4.4.5 L’offensive militaire généralisée

Non classé

Le camp d‘Alassane Dramane Ouattara en avait marre des tentatives jusque-là infructueuses de résoudre la crise ivoirienne de manière diplomatique et apaisée. Fort d‘on ne savait quoi, le président reconnu par la communauté internationale semblait décidé à en finir avec cette crise, au plus vite. C‘était ainsi qu‘après avoir récusé José Brito que l‘Union Africaine avait désigné comme son haut représentant en Côte d‘Ivoire, l‘ancien premier ministre de Félix Houphouët Boigny venait de lancer, par le biais de forces dites républicaines (ex-forces nouvelles) des attaques simultanées sur la ligne de front qui séparaient le pays depuis la rébellion de 2002(208).

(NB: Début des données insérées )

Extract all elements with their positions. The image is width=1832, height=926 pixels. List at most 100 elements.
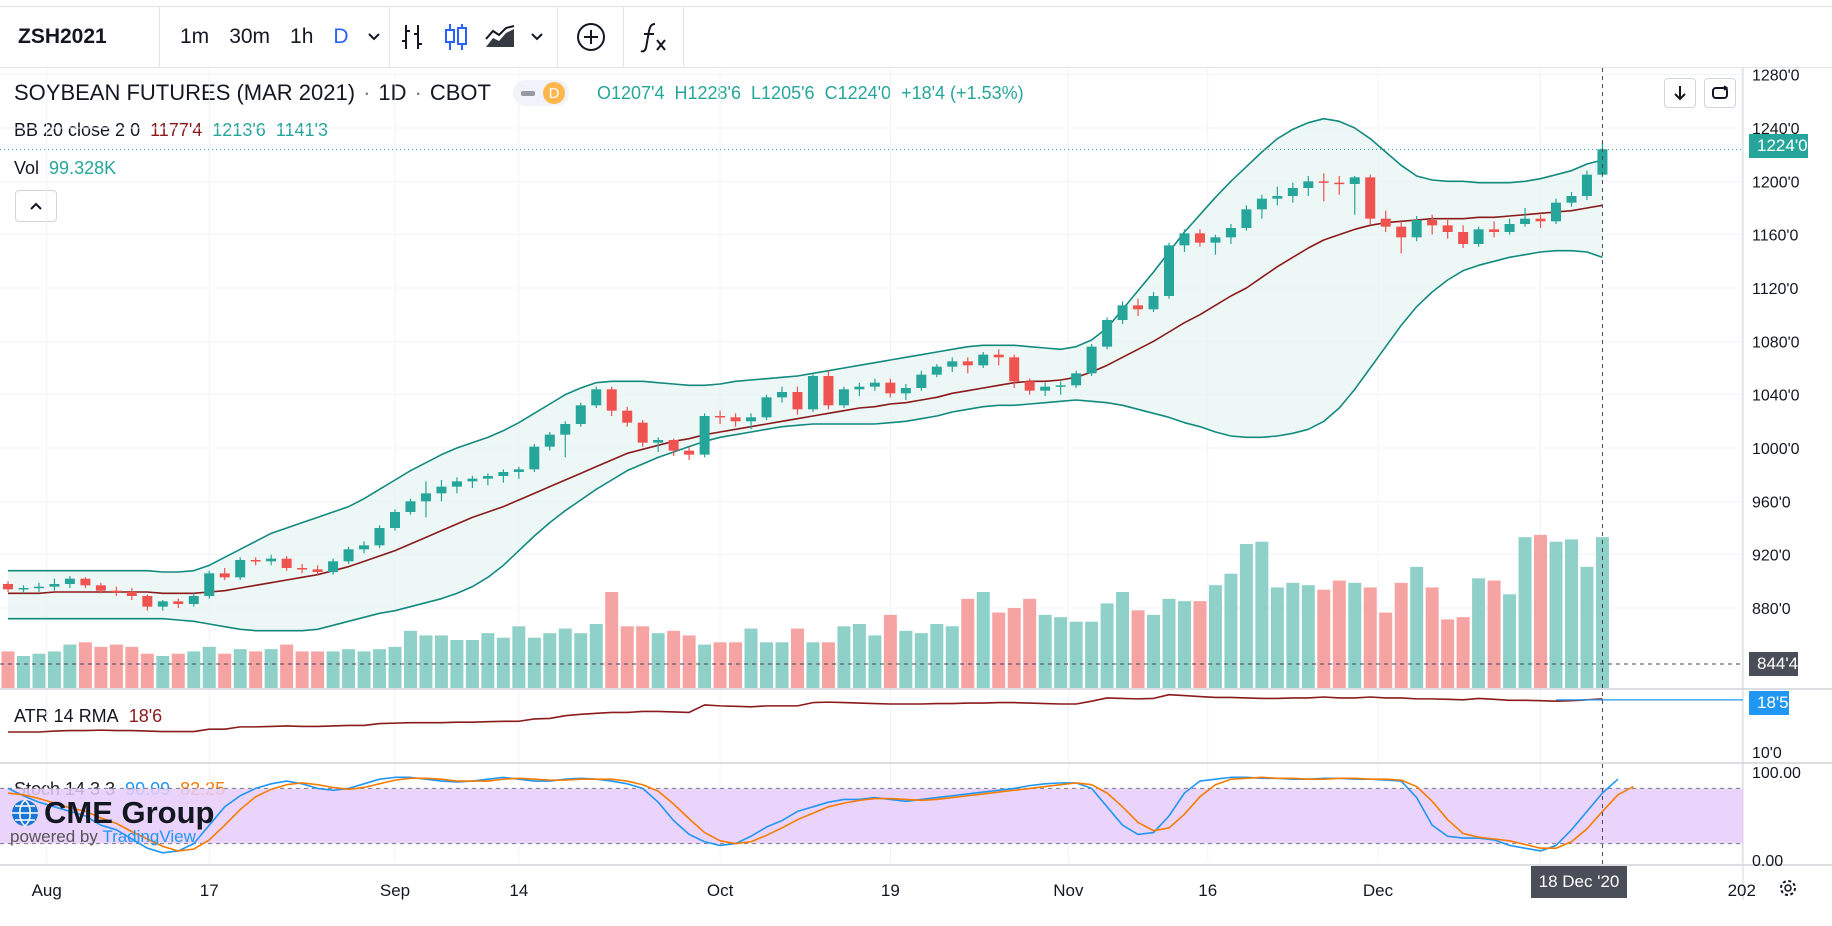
candle-body <box>95 585 106 591</box>
volume-bar <box>1054 617 1068 688</box>
close-label: C <box>824 82 838 103</box>
symbol-search-button[interactable]: ZSH2021 <box>0 7 160 67</box>
volume-bar <box>682 635 696 688</box>
candle-body <box>1009 357 1020 382</box>
volume-bar <box>1549 541 1563 688</box>
high-value: 1228'6 <box>687 82 742 103</box>
volume-bar <box>574 633 588 688</box>
volume-bar <box>1023 598 1037 688</box>
reset-chart-button[interactable] <box>1704 78 1736 108</box>
volume-bar <box>481 633 495 688</box>
volume-bar <box>1317 589 1331 688</box>
candle-body <box>420 493 431 502</box>
settings-gear-icon[interactable] <box>1780 880 1796 896</box>
crosshair-date-tag: 18 Dec '20 <box>1531 866 1627 898</box>
volume-bar <box>961 598 975 688</box>
volume-bar <box>976 592 990 688</box>
candle-body <box>1318 181 1329 183</box>
stoch-d-line <box>7 776 1634 852</box>
volume-bar <box>899 630 913 688</box>
price-tick-label: 960'0 <box>1752 494 1791 511</box>
volume-bar <box>589 624 603 688</box>
volume-bar <box>1116 592 1130 688</box>
volume-bar <box>233 649 247 688</box>
candle-body <box>1117 305 1128 320</box>
atr-legend[interactable]: ATR 14 RMA 18'6 <box>14 706 162 727</box>
powered-by-text: powered by <box>10 827 103 846</box>
candle-body <box>591 389 602 406</box>
time-tick-label: 202 <box>1728 881 1756 900</box>
volume-bar <box>1224 573 1238 688</box>
chart-style-dropdown-chevron-icon[interactable] <box>522 7 552 67</box>
volume-bar <box>1085 621 1099 688</box>
title-separator: · <box>363 80 371 105</box>
volume-bar <box>698 644 712 688</box>
candle-body <box>18 588 29 590</box>
interval-d-button[interactable]: D <box>333 25 349 48</box>
bb-upper-line <box>8 117 1603 573</box>
volume-bar <box>744 628 758 688</box>
atr-legend-label: ATR 14 RMA <box>14 706 119 726</box>
market-status-pill[interactable]: D <box>512 80 569 106</box>
volume-bar <box>930 624 944 688</box>
bar-chart-style-icon[interactable] <box>390 7 434 67</box>
volume-bar <box>187 651 201 688</box>
volume-bar <box>1410 566 1424 688</box>
area-chart-style-icon[interactable] <box>478 7 522 67</box>
volume-bar <box>125 646 139 688</box>
indicators-group <box>624 7 684 67</box>
compare-plus-icon[interactable] <box>569 7 613 67</box>
interval-30m-button[interactable]: 30m <box>229 25 271 48</box>
candle-body <box>467 478 478 482</box>
candle-body <box>405 501 416 512</box>
volume-bar <box>1301 585 1315 688</box>
candle-body <box>1365 177 1376 219</box>
open-label: O <box>596 82 611 103</box>
volume-bar <box>1 651 15 688</box>
volume-bar <box>1564 539 1578 688</box>
stoch-tick-label: 100.00 <box>1752 765 1801 782</box>
bb-basis-value: 1177'4 <box>150 120 203 140</box>
volume-bar <box>47 651 61 688</box>
volume-bar <box>1038 614 1052 688</box>
volume-bar <box>713 642 727 688</box>
tradingview-brand: TradingView <box>102 827 196 846</box>
candle-body <box>1458 232 1469 244</box>
time-tick-label: Dec <box>1363 881 1394 900</box>
candle-body <box>962 361 973 366</box>
stoch-tick-label: 0.00 <box>1752 853 1783 870</box>
price-chart[interactable]: 1280'0 1240'0 1200'0 1160'0 1120'0 1080'0 1040… <box>0 68 1832 918</box>
volume-bar <box>806 642 820 688</box>
candle-body <box>993 354 1004 358</box>
candle-body <box>219 573 230 578</box>
candle-body <box>777 392 787 398</box>
candle-body <box>359 545 370 550</box>
candle-body <box>916 374 927 388</box>
time-tick-label: Sep <box>380 881 410 900</box>
interval-1m-button[interactable]: 1m <box>180 25 210 48</box>
candle-body <box>1133 305 1144 310</box>
vol-legend[interactable]: Vol 99.328K <box>14 158 116 179</box>
candle-body <box>1535 218 1546 222</box>
volume-bar <box>1348 582 1362 688</box>
volume-bar <box>883 614 897 688</box>
bb-legend[interactable]: BB 20 close 2 0 1177'4 1213'6 1141'3 <box>14 120 328 141</box>
volume-bar <box>1177 601 1191 688</box>
candle-chart-style-icon[interactable] <box>434 7 478 67</box>
indicators-fx-icon[interactable] <box>632 7 676 67</box>
interval-dropdown-chevron-icon[interactable] <box>359 7 389 67</box>
candle-body <box>823 376 834 406</box>
price-tick-label: 1160'0 <box>1752 228 1798 245</box>
candle-body <box>173 601 184 604</box>
volume-bar <box>94 646 108 688</box>
candle-body <box>436 486 447 494</box>
price-tick-label: 1120'0 <box>1752 281 1798 298</box>
candle-body <box>838 389 849 406</box>
scroll-to-latest-button[interactable] <box>1664 78 1696 108</box>
atr-price-tag: 18'5 <box>1749 691 1789 715</box>
volume-bar <box>357 651 371 688</box>
interval-1h-button[interactable]: 1h <box>290 25 314 48</box>
volume-bar <box>821 642 835 688</box>
collapse-legend-button[interactable] <box>15 190 57 222</box>
candle-body <box>80 578 91 586</box>
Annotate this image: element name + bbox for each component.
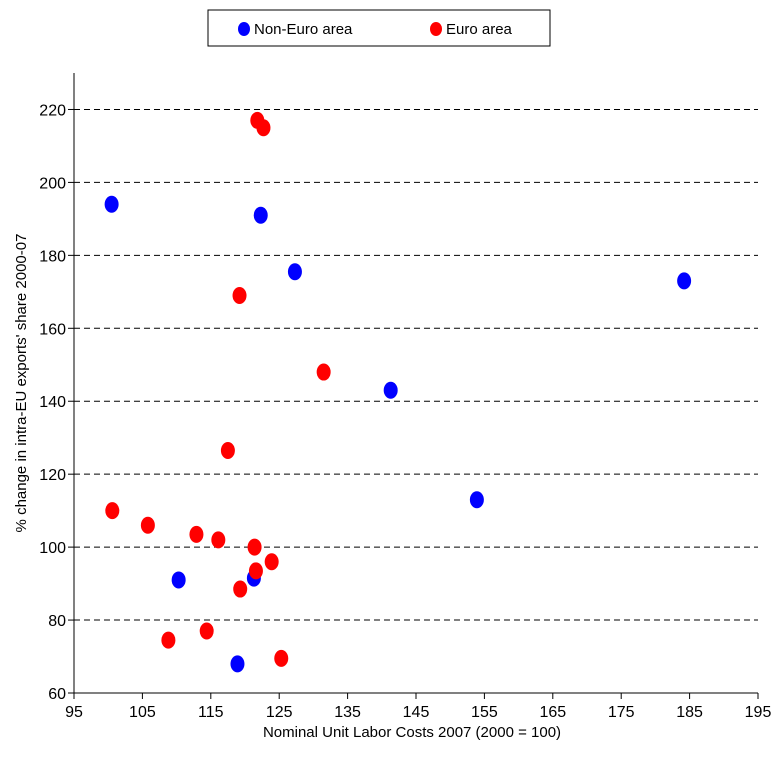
point-euro-11 xyxy=(248,562,263,580)
x-tick-label-185: 185 xyxy=(676,704,703,721)
point-euro-1 xyxy=(256,119,271,137)
point-euro-7 xyxy=(189,525,204,543)
point-euro-8 xyxy=(211,531,226,549)
x-axis-title: Nominal Unit Labor Costs 2007 (2000 = 10… xyxy=(263,724,561,741)
point-non-euro-8 xyxy=(230,655,245,673)
x-tick-label-155: 155 xyxy=(471,704,498,721)
point-euro-10 xyxy=(264,553,279,571)
point-euro-5 xyxy=(105,502,120,520)
x-tick-label-115: 115 xyxy=(198,704,224,721)
y-axis-tick-labels: 60 80 100 120 140 160 180 200 220 xyxy=(39,102,66,703)
point-non-euro-3 xyxy=(677,272,692,290)
x-tick-label-165: 165 xyxy=(539,704,566,721)
y-axis-title: % change in intra-EU exports' share 2000… xyxy=(13,234,30,533)
point-euro-4 xyxy=(220,441,235,459)
point-euro-6 xyxy=(140,516,155,534)
point-non-euro-6 xyxy=(171,571,186,589)
point-non-euro-0 xyxy=(104,195,119,213)
axes xyxy=(68,73,759,699)
legend-marker-non-euro xyxy=(238,22,250,36)
x-tick-label-195: 195 xyxy=(745,704,772,721)
y-tick-label-180: 180 xyxy=(39,248,66,265)
x-tick-label-175: 175 xyxy=(608,704,635,721)
x-tick-label-105: 105 xyxy=(129,704,156,721)
x-tick-label-95: 95 xyxy=(65,704,83,721)
y-tick-label-100: 100 xyxy=(39,540,66,557)
x-tick-label-145: 145 xyxy=(403,704,430,721)
point-euro-13 xyxy=(161,631,176,649)
point-non-euro-1 xyxy=(253,206,268,224)
y-tick-label-200: 200 xyxy=(39,175,66,192)
point-non-euro-2 xyxy=(287,263,302,281)
point-non-euro-4 xyxy=(383,381,398,399)
legend-label-euro: Euro area xyxy=(446,21,513,38)
point-euro-3 xyxy=(316,363,331,381)
y-tick-label-160: 160 xyxy=(39,321,66,338)
legend-label-non-euro: Non-Euro area xyxy=(254,21,353,38)
point-euro-15 xyxy=(274,649,289,667)
legend: Non-Euro area Euro area xyxy=(207,9,551,47)
x-axis-tick-labels: 95 105 115 125 135 145 155 165 175 185 195 xyxy=(65,704,771,721)
y-tick-label-140: 140 xyxy=(39,394,66,411)
x-tick-label-135: 135 xyxy=(334,704,361,721)
legend-box xyxy=(207,9,551,47)
y-tick-label-60: 60 xyxy=(48,686,66,703)
y-tick-label-220: 220 xyxy=(39,102,66,119)
legend-marker-euro xyxy=(430,22,442,36)
point-non-euro-5 xyxy=(469,491,484,509)
point-euro-14 xyxy=(199,622,214,640)
point-euro-12 xyxy=(233,580,248,598)
gridlines xyxy=(74,108,758,621)
x-tick-label-125: 125 xyxy=(266,704,293,721)
point-euro-9 xyxy=(247,538,262,556)
y-tick-label-80: 80 xyxy=(48,613,66,630)
y-tick-label-120: 120 xyxy=(39,467,66,484)
point-euro-2 xyxy=(232,286,247,304)
data-points xyxy=(104,111,692,673)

Ces attaques qui avaient commencé lundi 28 mars 2011 avaient eu lieu à Duékoué, dans l‘ouest du pays, à Daloa, au centre-ouest et à Bondoukou, à l‘est, près de la frontière avec le Ghana. Ces attaques simultanées donnaient l‘impression que le camp d‘Alassane Ouattara avait pris la résolution de résoudre la crise par les armes. En soi, c‘était un échec de la diplomatie africaine et internationale. Qui était incapable après quatre mois d‘éteindre le feu qui couvait dans ce pays depuis la tenue du second tour des élections présidentielles, le 28 novembre 2010.

Carte XV: Offensive militaire généralisées des forces républicaines pour renverser Laurent Gbagbo

Carte Les enjeux de la transition politique et humanitaire le cas de la crise politico-militaire et postélectorale en Côte d’Ivoire 15

Source : http://2.bp.blogspot.com

Cependant, cette offensive, si les partisans de l‘ancien premier ministre, semblaient s‘en réjouir, il fallait préciser que ce n‘était pas la meilleure solution pour ce pays et son peuple. D‘abord parce que quelques soient les précautions et la prudence dont les protagonistes s‘entouraient, d‘innocentes victimes allaient tomber sous les balles. Ensuite, l‘effet d‘annonce qui avait suivi la nouvelle du lancement de ces attaques ne signifiait nullement que les troupes hostiles à Laurent Gbagbo allaient réussir à chasser ce dernier. Une armée régulière, ce n‘était pas facile à vaincre. Surtout par une rébellion. Laurent Kabila peut avoir été une exception.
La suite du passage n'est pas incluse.